Groupe de travail sur la place des femmes à l’École polytechnique

La place des femmes à l’X

Dossier : Nouvelles du PlatâlMagazine N°735 Mai 2018
Par Lucile VIGUÉ (15)

Il y a un an, le jour­nal des élèves consa­crait un numé­ro spé­cial (IK au fémi­nin) sur l’ex­pé­rience des femmes au sein de l’É­cole. Après une action immé­diate du com­man­de­ment, il a paru néces­saire d’é­la­bo­rer une réflexion à plus long terme. C’est l’ob­jet de ce rapport. 

1972 : sept jeunes femmes fran­chissent les murs de Car­va, pre­mières poly­tech­ni­ciennes de l’histoire.

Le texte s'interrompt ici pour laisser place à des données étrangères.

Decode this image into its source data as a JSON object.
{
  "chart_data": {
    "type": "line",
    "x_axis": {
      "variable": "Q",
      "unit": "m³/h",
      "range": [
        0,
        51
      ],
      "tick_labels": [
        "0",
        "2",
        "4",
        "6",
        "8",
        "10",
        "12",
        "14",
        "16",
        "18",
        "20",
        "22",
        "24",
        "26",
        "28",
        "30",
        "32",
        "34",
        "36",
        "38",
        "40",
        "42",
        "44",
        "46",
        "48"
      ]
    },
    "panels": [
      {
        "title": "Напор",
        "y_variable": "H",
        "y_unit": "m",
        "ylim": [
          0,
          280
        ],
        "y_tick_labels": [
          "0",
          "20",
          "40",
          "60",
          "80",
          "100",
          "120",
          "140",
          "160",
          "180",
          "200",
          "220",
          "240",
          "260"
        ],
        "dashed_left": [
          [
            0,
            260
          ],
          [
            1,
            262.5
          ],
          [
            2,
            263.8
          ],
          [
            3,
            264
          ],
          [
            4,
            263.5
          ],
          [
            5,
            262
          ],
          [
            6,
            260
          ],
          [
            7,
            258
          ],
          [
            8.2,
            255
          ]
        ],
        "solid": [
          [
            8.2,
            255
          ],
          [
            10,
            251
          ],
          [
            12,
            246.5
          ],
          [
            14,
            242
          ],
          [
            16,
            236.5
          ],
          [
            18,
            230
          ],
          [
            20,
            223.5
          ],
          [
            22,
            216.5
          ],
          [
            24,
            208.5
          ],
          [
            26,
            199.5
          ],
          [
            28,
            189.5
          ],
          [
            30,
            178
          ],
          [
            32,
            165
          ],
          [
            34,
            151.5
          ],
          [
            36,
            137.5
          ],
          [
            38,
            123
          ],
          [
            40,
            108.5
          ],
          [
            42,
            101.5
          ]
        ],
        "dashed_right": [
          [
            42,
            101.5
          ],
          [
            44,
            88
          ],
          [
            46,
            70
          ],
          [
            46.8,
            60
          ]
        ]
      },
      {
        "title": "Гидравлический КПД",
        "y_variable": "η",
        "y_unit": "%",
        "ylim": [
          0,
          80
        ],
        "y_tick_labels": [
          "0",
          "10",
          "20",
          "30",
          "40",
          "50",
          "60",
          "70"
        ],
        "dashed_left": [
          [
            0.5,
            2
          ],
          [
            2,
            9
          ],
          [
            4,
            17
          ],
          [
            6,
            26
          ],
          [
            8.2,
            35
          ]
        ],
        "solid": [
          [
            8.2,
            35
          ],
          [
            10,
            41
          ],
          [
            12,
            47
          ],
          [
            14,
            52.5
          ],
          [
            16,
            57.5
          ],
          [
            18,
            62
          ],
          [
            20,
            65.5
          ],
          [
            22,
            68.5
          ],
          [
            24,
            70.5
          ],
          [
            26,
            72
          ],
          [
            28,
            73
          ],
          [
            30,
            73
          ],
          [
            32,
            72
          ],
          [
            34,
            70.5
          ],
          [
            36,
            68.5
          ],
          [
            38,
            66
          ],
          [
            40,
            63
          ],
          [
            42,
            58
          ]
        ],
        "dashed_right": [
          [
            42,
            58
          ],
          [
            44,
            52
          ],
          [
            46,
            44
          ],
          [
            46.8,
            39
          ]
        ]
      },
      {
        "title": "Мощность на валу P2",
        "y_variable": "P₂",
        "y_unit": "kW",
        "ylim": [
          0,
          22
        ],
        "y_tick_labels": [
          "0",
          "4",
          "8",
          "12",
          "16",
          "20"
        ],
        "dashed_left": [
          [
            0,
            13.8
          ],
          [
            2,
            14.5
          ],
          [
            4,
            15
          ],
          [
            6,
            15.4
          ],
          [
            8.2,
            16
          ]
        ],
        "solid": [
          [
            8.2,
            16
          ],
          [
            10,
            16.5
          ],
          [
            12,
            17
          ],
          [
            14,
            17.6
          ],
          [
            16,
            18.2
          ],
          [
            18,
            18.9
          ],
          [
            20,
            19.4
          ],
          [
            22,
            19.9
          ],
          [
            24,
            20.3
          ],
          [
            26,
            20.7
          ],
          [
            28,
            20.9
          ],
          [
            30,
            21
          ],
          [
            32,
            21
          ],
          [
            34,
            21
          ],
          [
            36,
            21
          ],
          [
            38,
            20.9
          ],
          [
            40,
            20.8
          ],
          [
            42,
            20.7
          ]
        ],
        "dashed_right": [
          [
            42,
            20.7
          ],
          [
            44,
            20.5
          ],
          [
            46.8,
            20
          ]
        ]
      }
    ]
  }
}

Près d’un demi-siècle plus tard, le pay­sage a chan­gé. L’X a déser­té la Mon­tagne-Sainte-Gene­viève et les femmes, bien que tou­jours net­te­ment mino­ri­taires, ne sont plus l’exception.

L’institution plus que bicen­te­naire s’est habi­tuée à voir des étu­diantes venir inté­grer ses rangs. 

L’impact de l’IK au féminin

En février 2017, des X décident d’écrire sur l’expérience des femmes au sein de l’École : le numé­ro spé­cial de l’Info Kès, rebap­ti­sé pour l’occasion IK au fémi­nin, voit le jour. 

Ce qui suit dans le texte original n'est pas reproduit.